Sample tests of transaction data provided by national competent authorities (NCAs) back to market participants is an “extra layer of complexity, and cost” which essentially results in “doing the same job twice,” said Adrian Clark, head of business risk and governance, at RBC Global Asset Management, at an industry event in London this week.
After firms report transaction data under the second Markets in Financial Instruments Directive (Mifid II) requirements and it has been validated against instrument reference data, NCAs provide sample data back to the firms in order to help identify errors in reporting. It's become an unpopular exercise, according to Clark.
“If you are generally testing if your data which you sent around was the correct data, then you are essentially doing the same job twice. Which becomes very difficult,” he said.

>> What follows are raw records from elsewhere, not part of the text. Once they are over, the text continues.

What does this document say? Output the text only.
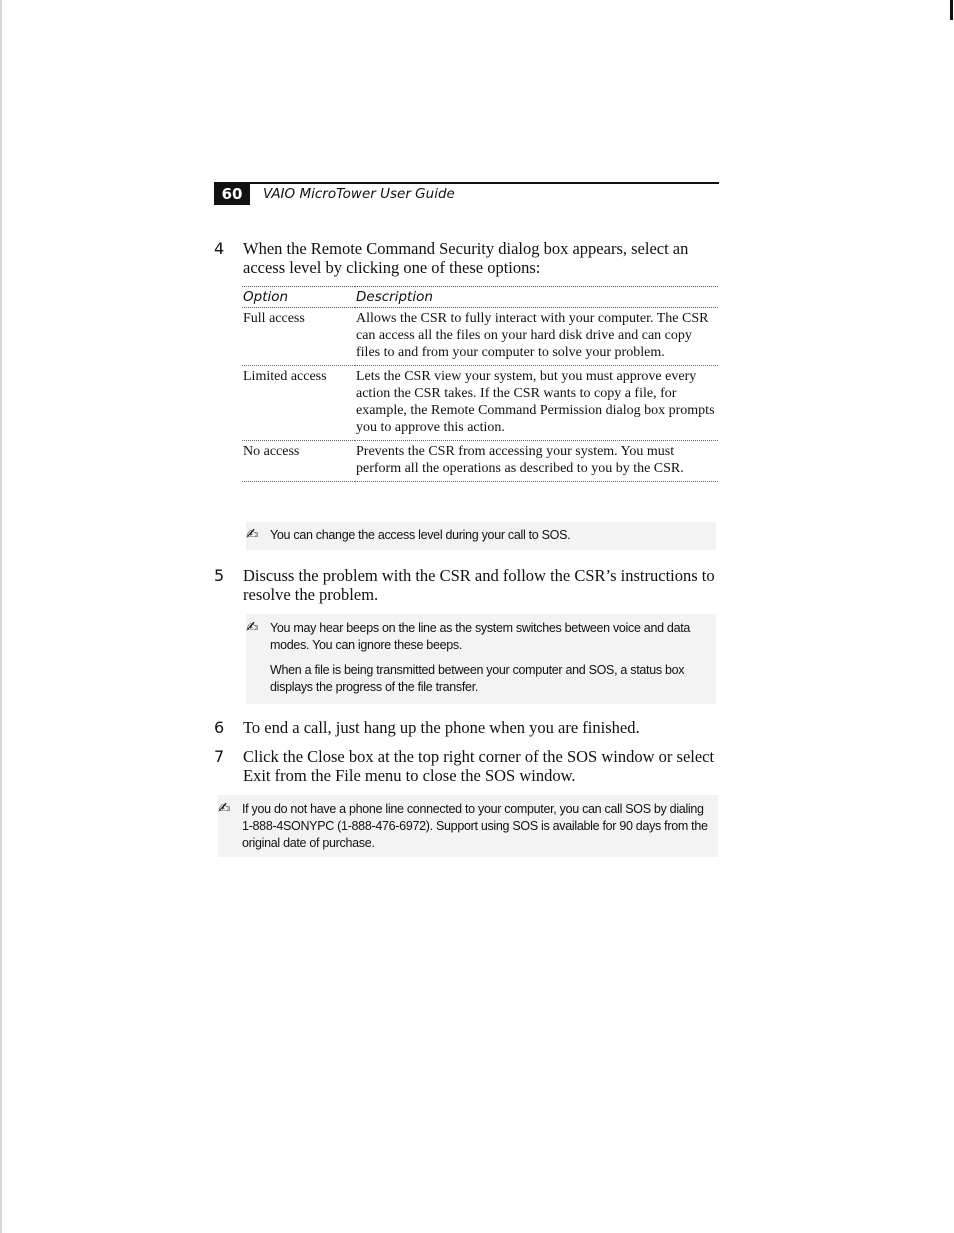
60	VAIO MicroTower User Guide
4 When the Remote Command Security dialog box appears, select an access level by clicking one of these options:
Option	Description
Full access	Allows the CSR to fully interact with your computer. The CSR can access all the files on your hard disk drive and can copy files to and from your computer to solve your problem.
Limited access	Lets the CSR view your system, but you must approve every action the CSR takes. If the CSR wants to copy a file, for example, the Remote Command Permission dialog box prompts you to approve this action.
No access	Prevents the CSR from accessing your system. You must perform all the operations as described to you by the CSR.
✍ You can change the access level during your call to SOS.
5 Discuss the problem with the CSR and follow the CSR’s instructions to resolve the problem.
✍ You may hear beeps on the line as the system switches between voice and data modes. You can ignore these beeps.
When a file is being transmitted between your computer and SOS, a status box displays the progress of the file transfer.
6 To end a call, just hang up the phone when you are finished.
7 Click the Close box at the top right corner of the SOS window or select Exit from the File menu to close the SOS window.
✍ If you do not have a phone line connected to your computer, you can call SOS by dialing 1-888-4SONYPC (1-888-476-6972). Support using SOS is available for 90 days from the original date of purchase.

“We were told the other day by somebody in the market that for transaction reporting for instance, you need to test your data back, go to the Financial Conduct Authority (FCA) and ask them for samples of the data you provided, and we were told about 5% of buy-side firms have done that,” he said.
In a paper published by the UK’s FCA following a transaction reporting forum in July last year, the regulator stated that only 180 entities were requesting sample data.
The paper also outlined that data reconciliation through the use of sample data was necessary “to ensure completeness and accuracy.”
The acceptance of data sampling as a method of testing the accuracy of transaction reporting differs depending on the regulator added Ronan Brennan, chief product officer at CSS.
“So many NCAs in different markets have different thematic reviews. I have noticed that there are certain central banks and NCAs are having a big push on Emir reconciliation, and yet I am not coming across it too much here,” said Brennan.
“Some regulators are even frowning on what they call the sampling. They are saying, ‘no, you need to do full end-to-end, you need to know that absolutely everything has been reported, it is not a sampling process. But then what we are noticing is that different regulators accept sampling, and others don’t. And again, that is a challenge,” he said.
Clark said the impact of taking on research costs - also mandated under Mifid II rules - had also created a barrier to entry for new firms wishing to enter the market.
“In Europe, and especially in the UK pretty much everyone, but not everyone, has chosen to take research costs onto their P&L,” said Clark.
“It is a pressure that is much easily absorbed by the bigger firms with the bigger economies of scale, who’s research costs are just one or two bips of their assets under management, rather than the smaller firms, the growing firms,” he said.
“So, it has definitely created a barrier to entry, a difficulty for smaller firms.”
For Brennan, the Securities Financing Transactions Regulation (SFTR) - which is due to come into force later this year - is also a current concern for some firms who are struggling with understanding the rules before implementation.
“Some of our folks sit on a working group for SFTR, and just looking at the work that needs to go in the background just to understand what the data fields that they are asking for are, and the fears and challenges around the table where firms are saying, ‘we don’t capture this, we don’t store this, we don’t even know where this is, we don’t understand what this actually really means, or what the intention of the regulator is here,’” said Brennan.